2. Prove the desired result for the intersections of the hyperbolas and the line $\scriptstyle y \;=\; x$.
3. Assume there is some lattice point $\scriptstyle (x,\, y)$ on some hyperbola and without loss of generality $\scriptstyle x \;<\; y$. Then by Vieta's formulas, there is a corresponding lattice point with the same x-coordinate on the other branch of the hyperbola, and by reflection through $\scriptstyle y \;=\; x$ a new point on the original branch of the hyperbola is obtained.
4. It is shown that this process produces lower points on the same branch and can be repeated until some condition (such as $\scriptstyle x \;=\; 0$) is achieved. Then by substitution of this condition into the equation of the hyperbola, the desired conclusion will be proven.

### Example

This method can be applied to 1988 IMO #6: Let $\scriptstyle a$ and $\scriptstyle b$ be positive integers such that $\scriptstyle ab \,+\, 1$ divides $\scriptstyle a^2 \,+\, b^2$. Prove that $\scriptstyle \frac{a^2 \,+\, b^2}{ab \,+\, 1}$ is a perfect square.
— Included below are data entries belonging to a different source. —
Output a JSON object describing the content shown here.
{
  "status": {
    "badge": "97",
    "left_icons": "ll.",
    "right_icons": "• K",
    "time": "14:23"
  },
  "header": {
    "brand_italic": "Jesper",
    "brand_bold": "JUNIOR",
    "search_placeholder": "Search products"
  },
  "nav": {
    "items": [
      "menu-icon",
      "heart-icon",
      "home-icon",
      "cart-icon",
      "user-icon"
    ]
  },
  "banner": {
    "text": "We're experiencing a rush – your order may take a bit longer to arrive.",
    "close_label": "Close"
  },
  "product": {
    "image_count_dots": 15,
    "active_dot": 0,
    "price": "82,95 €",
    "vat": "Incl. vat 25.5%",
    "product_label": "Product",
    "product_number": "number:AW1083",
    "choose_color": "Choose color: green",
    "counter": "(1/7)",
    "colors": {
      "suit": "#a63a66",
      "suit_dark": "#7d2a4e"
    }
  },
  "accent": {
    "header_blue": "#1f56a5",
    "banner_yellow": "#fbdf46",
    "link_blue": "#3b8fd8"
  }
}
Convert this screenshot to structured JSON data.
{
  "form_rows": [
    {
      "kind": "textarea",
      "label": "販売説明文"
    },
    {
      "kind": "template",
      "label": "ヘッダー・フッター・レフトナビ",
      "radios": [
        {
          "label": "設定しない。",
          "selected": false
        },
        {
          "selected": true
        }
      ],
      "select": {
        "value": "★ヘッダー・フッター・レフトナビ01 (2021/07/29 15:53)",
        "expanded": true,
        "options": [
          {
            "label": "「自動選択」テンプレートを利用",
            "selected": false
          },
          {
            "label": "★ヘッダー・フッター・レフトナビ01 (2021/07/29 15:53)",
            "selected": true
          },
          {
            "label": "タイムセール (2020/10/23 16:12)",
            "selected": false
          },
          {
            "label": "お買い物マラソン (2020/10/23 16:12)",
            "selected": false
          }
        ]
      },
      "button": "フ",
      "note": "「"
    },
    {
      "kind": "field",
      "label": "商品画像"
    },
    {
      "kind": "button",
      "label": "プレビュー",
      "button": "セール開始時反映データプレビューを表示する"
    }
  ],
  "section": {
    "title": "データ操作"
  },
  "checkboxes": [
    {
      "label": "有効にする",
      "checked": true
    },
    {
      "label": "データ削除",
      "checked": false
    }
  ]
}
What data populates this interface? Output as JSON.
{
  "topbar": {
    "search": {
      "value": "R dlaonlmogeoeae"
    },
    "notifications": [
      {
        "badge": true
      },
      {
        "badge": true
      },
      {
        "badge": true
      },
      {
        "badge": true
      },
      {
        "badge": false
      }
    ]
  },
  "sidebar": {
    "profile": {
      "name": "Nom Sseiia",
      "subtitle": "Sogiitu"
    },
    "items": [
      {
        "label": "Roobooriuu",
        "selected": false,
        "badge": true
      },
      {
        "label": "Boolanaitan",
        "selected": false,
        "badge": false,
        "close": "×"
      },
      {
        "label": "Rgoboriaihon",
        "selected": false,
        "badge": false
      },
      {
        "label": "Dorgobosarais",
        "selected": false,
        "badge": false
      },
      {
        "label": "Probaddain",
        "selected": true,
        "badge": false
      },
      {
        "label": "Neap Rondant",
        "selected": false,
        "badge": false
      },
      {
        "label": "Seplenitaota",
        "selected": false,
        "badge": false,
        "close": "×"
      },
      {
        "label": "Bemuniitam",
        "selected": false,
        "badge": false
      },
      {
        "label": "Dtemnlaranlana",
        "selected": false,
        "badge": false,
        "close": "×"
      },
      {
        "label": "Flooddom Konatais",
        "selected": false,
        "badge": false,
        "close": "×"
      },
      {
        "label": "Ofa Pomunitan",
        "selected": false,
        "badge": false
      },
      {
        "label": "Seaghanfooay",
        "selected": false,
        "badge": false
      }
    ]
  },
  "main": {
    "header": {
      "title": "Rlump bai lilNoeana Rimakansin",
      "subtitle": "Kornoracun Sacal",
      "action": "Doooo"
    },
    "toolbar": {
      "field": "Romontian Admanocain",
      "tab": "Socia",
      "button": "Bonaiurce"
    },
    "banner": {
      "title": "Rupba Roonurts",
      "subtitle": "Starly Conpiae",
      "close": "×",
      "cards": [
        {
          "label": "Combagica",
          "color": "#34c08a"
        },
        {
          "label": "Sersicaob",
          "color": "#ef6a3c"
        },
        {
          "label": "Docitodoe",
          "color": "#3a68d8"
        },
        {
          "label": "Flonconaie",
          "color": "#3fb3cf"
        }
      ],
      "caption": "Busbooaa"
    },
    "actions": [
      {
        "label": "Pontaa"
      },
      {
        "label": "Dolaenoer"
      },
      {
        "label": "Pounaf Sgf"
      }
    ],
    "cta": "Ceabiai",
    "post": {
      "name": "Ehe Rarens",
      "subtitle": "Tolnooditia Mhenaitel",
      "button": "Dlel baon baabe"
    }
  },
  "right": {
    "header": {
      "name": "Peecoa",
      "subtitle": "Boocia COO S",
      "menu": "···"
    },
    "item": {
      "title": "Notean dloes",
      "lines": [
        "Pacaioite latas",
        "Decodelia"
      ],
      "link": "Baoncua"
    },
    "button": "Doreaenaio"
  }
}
1. Let $\scriptstyle \frac{a^2 \,+\, b^2}{ab \,+\, 1} \;=\; q$, then we have the hyperbola $\scriptstyle a^2 \,+\, b^2 \,-\, qab \,-\, q \;=\; 0$. Call this hyperbola $\scriptstyle H$.
2. If $\scriptstyle a \;=\; b$ then we find $\scriptstyle a \;=\; b \;=\; q \;=\; 1$.
3. Let $\scriptstyle (x,\, y)$ be a lattice point on a branch $\scriptstyle H$, and assume $\scriptstyle x \,<\, y$ so that it is on the higher branch. By applying Vieta's Formulas, $\scriptstyle (x,\, qx \,-\, y)$ is a lattice point on the lower branch of $\scriptstyle H$. Then, by reflection $\scriptstyle (qx \,-\, y,\, x)$ is a lattice point on the original branch. This new point has smaller y-coordinate, and thus is below the original point. Since this point is on the upper branch, it is still above $\scriptstyle y \;=\; x$.
4. This process can be repeated. From the equation of $\scriptstyle H$, it is not possible for this process to move into the second quadrant. Thus, this process must terminate with $\scriptstyle x \;=\; 0$ and by substitution, $\scriptstyle q \;=\; y^2$.